Saturday, January 20, 2018

Pappy’s Favorites Number 1: “Inspiration for Carl Barks...?”


While I wait to resume Pappy's on a regular schedule, I thought I'd throw in an occasional “Pappy’s Favorites” post.* These will be posts from my archives I particularly enjoyed writing and presenting.

“Inspiration for Carl Barks...?” came about when I found three consecutive 1943 issues of Target Comics, and recognized in it one of my all-time favorite 10-page Donald Duck Stories by Carl Barks.

I tried to soft pedal it a bit, because I did not want Carl Barks fans to think I was accusing the master of stealing an idea. You can read the original 2012 post in Pappy’s Number 1236.

In the post I give a couple of ideas of what might have happened between the original 3-part story in Target, and the Donald Duck story from 1957.

I thought there would be more made of it.

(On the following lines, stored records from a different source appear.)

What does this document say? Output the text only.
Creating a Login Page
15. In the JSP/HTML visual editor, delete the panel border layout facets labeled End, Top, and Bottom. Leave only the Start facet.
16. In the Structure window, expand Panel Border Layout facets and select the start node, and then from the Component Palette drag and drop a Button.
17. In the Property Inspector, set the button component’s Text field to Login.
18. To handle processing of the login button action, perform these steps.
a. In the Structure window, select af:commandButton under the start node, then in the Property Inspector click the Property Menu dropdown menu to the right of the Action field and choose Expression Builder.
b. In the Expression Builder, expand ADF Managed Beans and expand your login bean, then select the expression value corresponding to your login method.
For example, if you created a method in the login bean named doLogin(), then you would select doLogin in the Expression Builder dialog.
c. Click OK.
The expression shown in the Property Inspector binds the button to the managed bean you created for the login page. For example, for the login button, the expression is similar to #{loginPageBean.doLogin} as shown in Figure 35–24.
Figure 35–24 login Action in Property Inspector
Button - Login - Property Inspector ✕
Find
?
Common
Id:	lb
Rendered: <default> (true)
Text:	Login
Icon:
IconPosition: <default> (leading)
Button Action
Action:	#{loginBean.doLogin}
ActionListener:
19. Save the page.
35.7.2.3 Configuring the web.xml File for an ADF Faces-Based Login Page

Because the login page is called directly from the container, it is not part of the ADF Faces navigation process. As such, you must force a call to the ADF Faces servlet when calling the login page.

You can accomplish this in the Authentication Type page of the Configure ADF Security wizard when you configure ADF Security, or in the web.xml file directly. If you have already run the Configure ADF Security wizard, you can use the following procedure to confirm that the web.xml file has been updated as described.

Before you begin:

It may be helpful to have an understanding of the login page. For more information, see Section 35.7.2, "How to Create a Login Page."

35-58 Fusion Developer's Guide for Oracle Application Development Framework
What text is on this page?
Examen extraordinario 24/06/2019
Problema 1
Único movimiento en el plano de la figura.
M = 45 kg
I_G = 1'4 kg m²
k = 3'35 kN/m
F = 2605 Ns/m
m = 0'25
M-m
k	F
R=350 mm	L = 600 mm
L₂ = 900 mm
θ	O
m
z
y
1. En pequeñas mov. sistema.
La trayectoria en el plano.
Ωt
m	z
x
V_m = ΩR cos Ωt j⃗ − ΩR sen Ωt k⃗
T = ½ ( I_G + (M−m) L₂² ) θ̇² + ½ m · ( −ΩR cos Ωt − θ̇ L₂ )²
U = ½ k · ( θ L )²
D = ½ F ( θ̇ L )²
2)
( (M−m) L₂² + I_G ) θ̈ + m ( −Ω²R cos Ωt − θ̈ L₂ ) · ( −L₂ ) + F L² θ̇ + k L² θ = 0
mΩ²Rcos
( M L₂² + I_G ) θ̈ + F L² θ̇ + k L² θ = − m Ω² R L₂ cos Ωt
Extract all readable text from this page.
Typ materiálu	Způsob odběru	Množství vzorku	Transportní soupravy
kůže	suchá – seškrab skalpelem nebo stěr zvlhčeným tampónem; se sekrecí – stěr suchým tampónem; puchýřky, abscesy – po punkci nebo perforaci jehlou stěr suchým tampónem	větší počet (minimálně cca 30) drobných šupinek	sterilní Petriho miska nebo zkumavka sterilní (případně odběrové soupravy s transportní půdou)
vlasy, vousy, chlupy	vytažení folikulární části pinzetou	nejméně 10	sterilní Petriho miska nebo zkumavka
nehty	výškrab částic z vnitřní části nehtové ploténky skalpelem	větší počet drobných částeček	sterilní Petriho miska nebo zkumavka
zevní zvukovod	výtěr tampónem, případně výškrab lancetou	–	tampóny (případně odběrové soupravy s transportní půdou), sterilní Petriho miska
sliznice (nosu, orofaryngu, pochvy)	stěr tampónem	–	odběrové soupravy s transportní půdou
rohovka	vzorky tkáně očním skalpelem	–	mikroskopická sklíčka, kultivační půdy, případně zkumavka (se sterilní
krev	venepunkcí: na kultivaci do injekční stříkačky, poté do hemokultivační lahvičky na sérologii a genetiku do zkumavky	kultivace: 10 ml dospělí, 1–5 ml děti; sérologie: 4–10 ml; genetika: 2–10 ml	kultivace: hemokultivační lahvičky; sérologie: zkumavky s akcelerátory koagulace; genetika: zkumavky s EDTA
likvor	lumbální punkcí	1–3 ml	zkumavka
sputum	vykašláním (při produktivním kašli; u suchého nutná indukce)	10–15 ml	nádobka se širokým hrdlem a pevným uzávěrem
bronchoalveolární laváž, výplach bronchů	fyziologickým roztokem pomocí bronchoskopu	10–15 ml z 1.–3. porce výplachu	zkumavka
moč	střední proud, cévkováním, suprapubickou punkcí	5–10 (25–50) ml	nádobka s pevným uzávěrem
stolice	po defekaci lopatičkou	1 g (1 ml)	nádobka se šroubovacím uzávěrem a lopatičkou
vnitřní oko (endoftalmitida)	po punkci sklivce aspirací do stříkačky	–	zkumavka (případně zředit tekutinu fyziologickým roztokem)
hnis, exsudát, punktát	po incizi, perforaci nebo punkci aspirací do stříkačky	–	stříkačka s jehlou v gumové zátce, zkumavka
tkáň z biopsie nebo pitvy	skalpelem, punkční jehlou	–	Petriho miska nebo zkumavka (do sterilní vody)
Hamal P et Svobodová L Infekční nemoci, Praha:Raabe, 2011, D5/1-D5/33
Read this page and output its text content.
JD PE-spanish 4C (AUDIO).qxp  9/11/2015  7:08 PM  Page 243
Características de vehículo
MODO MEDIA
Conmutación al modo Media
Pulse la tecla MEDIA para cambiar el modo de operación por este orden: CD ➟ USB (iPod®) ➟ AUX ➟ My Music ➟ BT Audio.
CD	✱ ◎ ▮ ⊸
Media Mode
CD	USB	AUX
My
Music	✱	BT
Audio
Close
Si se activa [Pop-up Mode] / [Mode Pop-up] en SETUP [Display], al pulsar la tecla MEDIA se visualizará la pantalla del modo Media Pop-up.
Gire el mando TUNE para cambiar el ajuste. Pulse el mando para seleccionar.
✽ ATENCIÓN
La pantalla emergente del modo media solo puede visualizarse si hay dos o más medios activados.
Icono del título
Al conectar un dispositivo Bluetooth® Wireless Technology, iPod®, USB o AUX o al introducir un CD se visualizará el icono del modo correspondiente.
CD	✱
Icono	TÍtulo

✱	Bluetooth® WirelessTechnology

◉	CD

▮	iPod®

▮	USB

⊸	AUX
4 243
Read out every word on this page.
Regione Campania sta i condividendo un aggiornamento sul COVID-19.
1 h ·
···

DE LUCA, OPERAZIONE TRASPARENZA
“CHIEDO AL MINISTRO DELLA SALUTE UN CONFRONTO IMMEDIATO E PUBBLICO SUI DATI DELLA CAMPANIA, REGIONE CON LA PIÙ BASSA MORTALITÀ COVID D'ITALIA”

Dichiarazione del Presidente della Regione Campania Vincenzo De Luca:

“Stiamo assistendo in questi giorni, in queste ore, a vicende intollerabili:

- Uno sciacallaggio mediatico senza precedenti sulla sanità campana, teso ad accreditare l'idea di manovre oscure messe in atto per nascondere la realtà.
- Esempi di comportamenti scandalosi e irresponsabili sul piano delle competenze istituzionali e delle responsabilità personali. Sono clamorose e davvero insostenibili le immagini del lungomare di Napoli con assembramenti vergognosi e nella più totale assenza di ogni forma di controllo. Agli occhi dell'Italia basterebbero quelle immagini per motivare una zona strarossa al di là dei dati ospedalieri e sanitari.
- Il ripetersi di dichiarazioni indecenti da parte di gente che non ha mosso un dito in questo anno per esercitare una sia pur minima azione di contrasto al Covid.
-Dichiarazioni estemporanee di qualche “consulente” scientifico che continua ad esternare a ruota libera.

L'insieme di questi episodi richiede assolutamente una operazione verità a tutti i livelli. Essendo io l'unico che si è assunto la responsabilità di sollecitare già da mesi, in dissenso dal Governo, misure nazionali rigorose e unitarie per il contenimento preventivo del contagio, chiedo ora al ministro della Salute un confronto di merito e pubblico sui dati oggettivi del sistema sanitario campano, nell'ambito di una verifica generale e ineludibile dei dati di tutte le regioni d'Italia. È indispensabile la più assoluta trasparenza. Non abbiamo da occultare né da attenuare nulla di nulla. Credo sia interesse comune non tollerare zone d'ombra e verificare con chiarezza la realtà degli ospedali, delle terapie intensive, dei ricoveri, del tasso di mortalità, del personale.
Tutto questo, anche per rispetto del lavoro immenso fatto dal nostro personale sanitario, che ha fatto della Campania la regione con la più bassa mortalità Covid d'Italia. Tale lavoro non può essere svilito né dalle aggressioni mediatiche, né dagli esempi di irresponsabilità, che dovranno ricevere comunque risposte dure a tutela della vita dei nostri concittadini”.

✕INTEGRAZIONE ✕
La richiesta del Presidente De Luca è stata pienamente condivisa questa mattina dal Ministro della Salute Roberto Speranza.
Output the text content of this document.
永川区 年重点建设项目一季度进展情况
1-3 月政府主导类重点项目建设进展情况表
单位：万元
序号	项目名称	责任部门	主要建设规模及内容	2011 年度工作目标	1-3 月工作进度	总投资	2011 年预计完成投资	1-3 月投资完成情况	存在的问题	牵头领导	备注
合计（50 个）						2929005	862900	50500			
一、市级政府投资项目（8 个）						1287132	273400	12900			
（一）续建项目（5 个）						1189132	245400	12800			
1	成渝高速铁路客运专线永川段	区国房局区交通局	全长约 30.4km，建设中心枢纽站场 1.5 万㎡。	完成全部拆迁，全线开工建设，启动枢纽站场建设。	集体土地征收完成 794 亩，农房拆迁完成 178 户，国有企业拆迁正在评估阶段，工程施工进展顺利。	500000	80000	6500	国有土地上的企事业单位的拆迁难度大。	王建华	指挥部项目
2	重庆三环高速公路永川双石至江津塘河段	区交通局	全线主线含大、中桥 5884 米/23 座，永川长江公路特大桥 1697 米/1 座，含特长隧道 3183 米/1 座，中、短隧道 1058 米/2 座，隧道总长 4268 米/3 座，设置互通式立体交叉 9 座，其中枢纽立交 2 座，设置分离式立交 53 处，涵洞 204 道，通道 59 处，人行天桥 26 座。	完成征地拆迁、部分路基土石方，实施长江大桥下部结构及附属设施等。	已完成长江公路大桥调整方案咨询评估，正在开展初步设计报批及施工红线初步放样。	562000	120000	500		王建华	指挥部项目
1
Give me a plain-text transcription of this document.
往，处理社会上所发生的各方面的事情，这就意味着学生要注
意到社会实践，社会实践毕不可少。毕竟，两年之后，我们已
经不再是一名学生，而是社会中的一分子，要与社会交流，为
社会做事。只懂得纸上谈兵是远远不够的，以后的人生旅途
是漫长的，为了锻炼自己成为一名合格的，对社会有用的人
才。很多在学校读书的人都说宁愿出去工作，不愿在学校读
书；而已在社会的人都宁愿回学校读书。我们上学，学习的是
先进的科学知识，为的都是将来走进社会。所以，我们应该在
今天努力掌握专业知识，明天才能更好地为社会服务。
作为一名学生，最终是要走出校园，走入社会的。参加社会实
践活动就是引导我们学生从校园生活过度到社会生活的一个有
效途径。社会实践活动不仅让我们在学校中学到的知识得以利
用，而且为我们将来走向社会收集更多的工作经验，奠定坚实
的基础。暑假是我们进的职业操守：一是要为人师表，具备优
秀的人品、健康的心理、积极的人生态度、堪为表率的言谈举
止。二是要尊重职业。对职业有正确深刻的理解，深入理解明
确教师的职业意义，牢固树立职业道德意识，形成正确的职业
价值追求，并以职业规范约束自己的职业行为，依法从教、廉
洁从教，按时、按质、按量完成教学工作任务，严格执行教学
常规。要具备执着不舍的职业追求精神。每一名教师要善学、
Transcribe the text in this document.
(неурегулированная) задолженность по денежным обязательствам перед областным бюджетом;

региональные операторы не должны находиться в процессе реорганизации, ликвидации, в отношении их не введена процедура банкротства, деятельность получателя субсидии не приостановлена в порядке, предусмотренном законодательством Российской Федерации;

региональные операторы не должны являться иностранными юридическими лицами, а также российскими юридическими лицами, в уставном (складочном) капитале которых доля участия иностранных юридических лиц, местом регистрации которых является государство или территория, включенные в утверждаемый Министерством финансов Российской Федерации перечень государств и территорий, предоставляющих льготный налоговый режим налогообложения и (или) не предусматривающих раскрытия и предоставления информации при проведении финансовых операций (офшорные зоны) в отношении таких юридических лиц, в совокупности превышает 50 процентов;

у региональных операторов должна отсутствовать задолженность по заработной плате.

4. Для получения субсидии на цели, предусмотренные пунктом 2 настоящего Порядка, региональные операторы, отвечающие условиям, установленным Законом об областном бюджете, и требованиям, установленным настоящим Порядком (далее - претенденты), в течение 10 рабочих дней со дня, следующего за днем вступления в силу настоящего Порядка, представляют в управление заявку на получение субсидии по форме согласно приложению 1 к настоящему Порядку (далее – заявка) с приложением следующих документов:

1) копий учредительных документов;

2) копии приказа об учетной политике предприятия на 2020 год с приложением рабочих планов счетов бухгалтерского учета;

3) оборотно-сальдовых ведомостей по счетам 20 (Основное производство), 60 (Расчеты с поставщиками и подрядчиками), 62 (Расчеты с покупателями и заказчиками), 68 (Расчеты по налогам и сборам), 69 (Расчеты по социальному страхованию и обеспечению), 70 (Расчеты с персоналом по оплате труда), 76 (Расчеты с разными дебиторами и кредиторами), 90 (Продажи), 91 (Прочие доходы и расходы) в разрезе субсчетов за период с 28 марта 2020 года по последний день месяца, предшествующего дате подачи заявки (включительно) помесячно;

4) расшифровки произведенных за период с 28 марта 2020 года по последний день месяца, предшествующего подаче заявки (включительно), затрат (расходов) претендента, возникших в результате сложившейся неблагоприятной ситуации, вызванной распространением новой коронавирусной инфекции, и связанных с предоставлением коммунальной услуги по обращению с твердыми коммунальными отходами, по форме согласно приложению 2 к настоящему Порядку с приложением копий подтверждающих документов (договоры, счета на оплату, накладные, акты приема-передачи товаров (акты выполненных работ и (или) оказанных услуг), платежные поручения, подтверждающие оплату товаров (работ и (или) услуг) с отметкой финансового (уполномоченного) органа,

This is one of those stories that I expected to get a reaction, and except for a couple of comments I think the rest of fandom either didn't see it or didn’t care. In those days I sometimes had expectations of a reaction, and invariably it never happened as I imagined. After a while I learned to just trust my instincts on what to post, and not fret about what my imagination conjured up as a reader response.

It struck me when re-reading the original post that I might have been a johnny-come-lately. Perhaps the subject of the similarities between the stories had been published somewhere before, and I only thought I was the first to bring it up. If you know, tell me.

*To paraphrase the old question, "How can you miss me if I won’t go away?"